The establishment gained the school the separate majors of accounting, marketing, finance and management.

Morrow said it meant students no longer had to compromise for a major in industrial administration with a specialization in one of those areas.

“The facilities were not very suitable for business education,” she also said.

She said today, the college’s business-teaching environment, with its tiered classrooms, state of the art technology and interactive teaching methods, is more representative of corporate experiences.

“Our faculty and staff has grown commensurately with our undergraduate population,” Morrow said. “[Some of the success comes from] the professional advisers and then the faculty being able to carve out more time to have more in-depth conversations with students.”

Kurtenbach said, unlike Morrow, he doesn’t think so much about the aspects that have changed.

“I tend to think more about the things that have stayed the same as the college has grown very large,” he said. “We have faculty [who] are extremely focused on students and the student experience.”

Kurtenbach said the memories he’s made with the college has stuck with him for years.

“The memories that I have all resonate around both the faculty and the students being connected on a journey together,” he said. “The best memories I have as a student were of faculty who would actually sit down and talk and look at career opportunities.
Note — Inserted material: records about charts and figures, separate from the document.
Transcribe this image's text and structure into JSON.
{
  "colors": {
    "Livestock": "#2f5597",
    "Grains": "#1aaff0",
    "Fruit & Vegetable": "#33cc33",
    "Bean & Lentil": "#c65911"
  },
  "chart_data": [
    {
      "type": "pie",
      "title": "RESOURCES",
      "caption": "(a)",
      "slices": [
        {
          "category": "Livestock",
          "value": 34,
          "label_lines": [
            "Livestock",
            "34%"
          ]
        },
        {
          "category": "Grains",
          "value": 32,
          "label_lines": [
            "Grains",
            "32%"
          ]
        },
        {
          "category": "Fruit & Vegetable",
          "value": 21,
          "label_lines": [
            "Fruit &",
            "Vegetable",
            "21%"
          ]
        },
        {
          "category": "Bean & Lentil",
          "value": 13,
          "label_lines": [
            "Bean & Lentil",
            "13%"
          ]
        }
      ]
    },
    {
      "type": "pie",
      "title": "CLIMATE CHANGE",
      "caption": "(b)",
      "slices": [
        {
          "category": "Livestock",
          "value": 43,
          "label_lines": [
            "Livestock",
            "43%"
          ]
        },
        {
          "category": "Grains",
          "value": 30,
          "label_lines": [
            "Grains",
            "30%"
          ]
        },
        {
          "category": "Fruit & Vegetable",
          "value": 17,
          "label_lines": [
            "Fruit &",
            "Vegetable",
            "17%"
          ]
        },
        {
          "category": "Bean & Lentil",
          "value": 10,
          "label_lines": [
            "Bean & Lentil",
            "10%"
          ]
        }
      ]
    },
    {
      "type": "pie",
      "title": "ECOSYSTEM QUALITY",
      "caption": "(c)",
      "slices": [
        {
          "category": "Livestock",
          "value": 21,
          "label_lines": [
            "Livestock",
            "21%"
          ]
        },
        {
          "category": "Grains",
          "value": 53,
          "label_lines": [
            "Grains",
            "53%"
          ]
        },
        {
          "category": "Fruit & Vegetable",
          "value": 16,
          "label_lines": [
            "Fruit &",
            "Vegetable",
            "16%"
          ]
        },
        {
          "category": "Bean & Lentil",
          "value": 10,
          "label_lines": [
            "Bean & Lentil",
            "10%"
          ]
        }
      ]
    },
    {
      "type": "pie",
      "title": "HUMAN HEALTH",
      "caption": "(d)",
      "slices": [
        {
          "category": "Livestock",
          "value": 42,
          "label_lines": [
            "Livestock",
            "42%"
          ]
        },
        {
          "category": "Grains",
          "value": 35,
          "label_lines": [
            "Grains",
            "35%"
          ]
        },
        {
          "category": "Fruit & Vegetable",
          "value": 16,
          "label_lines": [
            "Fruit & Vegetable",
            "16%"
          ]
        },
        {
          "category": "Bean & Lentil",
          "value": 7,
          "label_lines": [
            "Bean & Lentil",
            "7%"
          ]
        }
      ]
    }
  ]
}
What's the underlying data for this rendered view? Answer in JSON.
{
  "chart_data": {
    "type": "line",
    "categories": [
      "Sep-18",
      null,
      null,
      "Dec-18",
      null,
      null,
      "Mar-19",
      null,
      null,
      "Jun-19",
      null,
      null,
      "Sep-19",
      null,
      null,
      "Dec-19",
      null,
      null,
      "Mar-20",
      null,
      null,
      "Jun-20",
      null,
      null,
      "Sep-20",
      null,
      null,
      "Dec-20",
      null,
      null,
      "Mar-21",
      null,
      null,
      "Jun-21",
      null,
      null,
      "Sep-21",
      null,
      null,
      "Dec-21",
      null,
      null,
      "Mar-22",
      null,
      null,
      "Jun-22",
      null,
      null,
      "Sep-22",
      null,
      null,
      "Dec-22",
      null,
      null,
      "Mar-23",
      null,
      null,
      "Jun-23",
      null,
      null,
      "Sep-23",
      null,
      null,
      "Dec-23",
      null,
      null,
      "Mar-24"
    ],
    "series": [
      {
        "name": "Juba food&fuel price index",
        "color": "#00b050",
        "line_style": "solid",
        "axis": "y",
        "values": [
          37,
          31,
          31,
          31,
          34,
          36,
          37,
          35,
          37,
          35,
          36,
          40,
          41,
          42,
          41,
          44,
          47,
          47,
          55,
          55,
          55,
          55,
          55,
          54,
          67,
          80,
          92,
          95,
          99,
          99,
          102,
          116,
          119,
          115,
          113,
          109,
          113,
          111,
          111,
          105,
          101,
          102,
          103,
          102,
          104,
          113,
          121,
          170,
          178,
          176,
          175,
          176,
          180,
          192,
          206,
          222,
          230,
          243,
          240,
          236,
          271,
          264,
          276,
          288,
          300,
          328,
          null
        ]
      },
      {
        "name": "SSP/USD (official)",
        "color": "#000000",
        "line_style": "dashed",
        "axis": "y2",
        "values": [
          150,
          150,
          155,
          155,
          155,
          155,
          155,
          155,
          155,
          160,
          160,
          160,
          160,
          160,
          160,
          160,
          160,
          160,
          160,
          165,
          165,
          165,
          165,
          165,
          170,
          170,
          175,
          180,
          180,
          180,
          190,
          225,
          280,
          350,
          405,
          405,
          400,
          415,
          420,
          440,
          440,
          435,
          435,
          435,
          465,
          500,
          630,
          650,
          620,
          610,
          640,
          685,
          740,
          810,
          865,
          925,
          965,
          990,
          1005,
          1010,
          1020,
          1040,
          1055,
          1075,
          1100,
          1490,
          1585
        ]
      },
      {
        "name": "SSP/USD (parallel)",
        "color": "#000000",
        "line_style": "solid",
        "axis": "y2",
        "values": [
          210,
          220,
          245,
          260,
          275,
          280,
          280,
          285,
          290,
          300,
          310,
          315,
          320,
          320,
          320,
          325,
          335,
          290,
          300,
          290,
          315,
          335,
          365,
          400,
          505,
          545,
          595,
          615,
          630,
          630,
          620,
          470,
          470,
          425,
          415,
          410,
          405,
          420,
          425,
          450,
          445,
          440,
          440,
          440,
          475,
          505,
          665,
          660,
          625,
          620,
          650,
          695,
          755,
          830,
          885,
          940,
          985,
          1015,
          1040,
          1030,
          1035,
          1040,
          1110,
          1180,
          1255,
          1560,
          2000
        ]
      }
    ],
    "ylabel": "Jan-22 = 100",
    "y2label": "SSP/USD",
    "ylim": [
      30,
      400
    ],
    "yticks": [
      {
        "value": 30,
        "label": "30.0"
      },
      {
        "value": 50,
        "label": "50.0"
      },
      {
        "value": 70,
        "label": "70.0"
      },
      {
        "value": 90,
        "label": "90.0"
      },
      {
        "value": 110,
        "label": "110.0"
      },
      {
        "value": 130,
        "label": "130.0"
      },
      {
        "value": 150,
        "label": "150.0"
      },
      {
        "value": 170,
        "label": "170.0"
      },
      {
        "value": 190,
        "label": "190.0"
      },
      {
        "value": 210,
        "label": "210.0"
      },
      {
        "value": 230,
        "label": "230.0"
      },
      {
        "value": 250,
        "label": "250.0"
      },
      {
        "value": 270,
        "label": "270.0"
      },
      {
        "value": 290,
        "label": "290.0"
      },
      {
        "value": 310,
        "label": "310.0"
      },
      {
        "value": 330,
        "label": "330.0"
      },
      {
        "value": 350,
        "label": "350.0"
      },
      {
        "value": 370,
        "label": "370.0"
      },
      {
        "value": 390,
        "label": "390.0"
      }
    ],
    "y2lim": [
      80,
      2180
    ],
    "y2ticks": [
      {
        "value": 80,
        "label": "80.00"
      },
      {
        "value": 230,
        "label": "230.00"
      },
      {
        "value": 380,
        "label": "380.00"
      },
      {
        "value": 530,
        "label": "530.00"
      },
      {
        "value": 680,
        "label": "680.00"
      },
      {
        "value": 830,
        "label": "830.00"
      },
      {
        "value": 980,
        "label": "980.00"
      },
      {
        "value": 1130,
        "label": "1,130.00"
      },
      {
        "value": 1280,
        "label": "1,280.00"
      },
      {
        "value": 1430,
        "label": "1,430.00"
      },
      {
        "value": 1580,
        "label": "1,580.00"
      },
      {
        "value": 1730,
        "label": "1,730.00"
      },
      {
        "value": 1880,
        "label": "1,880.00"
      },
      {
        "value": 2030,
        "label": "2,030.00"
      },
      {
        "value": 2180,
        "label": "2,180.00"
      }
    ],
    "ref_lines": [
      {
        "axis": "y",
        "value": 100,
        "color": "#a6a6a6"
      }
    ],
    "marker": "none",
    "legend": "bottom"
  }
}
And today my most memorable experiences revolve around the students and the relationships I have kept.”

Kurtenbach said building connections while in college are key.

“The relationships that you build and the connections that you keep strong, because we’re all on this journey together, really defines ISU College of Business,” he said.

Morrow related to Kurtenbach’s feelings about faculty-student connections.

“I’ve always tried to connect with each student individually,” Morrow said.

Morrow said it’s sometimes difficult to connect when the classes are large, but she always had a policy of coming to campus every day and she has encouraged students to drop by the office without appointments.

She said she always worked to make herself accessible to her students. Morrow said that in the 36 years she has been teaching, the college has been accessible to her as well.

“The College of Business has been extremely supportive in other facets of my job which students are perhaps not so aware of, which is the research expectations,” she said.

The institution provides professors with financial and research support, such as graduate assistants, computers and software.

“There’s endless opportunities in front of us — there’s a wealth of experience behind us,” Kurtenbach said. “The college, and the students who make up the college, are only going to make it stronger as we go through the next decades.”

While the College of Business is celebrating its 30th anniversary this year, they are also celebrating the 10-year anniversary of their facility, the Gerdin Building. The building was made possible by a personal monetary donation from Russ Gerdin and his family.

“I think we are really indebted to them,” Morrow said. “Without Mr. Gerdin’s generosity, this building would have never occurred. We are continually thrilled to have it.”